Ms. Smith believes that leveraging SB 6164 in concert with the Washington’s Superior Court Criminal Rule 7.8(b)(5), which allows relief from a judgment for “[a]ny other reason justifying relief from the operation of the judgment[,]” prosecutors have the opportunity to be the agents of reform. Ms. Smith plans to work with her organizational partners and utilize the About Time report authored by Katherine Beckett and Heather D. Evans of the University of Washington to provide evidence to support resentencing by prosecutors. This report explains the reasons for the growth of Washington’s prison population and how “long and life prison sentences are a costly and ineffective means of protecting public safety.”

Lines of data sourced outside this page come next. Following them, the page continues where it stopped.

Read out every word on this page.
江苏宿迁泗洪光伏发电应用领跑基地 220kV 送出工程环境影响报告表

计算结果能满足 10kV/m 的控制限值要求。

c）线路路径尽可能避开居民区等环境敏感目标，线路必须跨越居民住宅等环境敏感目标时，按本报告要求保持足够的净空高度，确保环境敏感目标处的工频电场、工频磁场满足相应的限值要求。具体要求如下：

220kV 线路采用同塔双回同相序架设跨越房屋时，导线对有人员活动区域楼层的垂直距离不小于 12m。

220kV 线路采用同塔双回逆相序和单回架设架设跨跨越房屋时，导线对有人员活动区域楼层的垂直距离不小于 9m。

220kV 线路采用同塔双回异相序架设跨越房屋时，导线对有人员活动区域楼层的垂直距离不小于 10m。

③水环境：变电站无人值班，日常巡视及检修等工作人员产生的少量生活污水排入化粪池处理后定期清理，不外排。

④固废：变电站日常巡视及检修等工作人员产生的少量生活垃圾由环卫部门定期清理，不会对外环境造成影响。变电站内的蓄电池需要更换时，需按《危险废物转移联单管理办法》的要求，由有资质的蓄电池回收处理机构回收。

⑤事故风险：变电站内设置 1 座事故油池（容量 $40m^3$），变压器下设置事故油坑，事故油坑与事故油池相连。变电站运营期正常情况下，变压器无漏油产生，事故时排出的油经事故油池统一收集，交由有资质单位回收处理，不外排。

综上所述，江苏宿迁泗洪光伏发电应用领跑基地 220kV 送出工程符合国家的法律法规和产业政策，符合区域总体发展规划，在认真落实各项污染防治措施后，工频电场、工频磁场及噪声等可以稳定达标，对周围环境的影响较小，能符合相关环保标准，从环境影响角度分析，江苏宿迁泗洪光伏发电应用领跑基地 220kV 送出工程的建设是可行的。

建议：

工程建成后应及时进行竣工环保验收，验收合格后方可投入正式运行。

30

Washington’s new legislation created a new opportunity to advance just outcomes for individuals who are serving life sentences. In addition, after the death of George Floyd, the Washington State Supreme Court wrote an open letter to the legal community addressing the role racial injustice plays in the legal systems and the court’s role in eradicating racism. In that letter the Court acknowledged that the legal community “bear[s] responsibility for [these] on-going injustice[s]” and that “that even the most venerable precedent must be struck down when it is incorrect and harmful.”
Now is the time to tackle the injustices that Black and Indigenous people and people of color have experienced and to seek resentencing for inmates who are serving life in prison. Washington can serve as an example of taking the incremental steps toward justice and of a framework to aid those who are serving a sentence that is excessive. States can and should do more to reevaluate sentencing for inmates serving life sentences, and public defenders now have a political movement and examples to help advance these changes.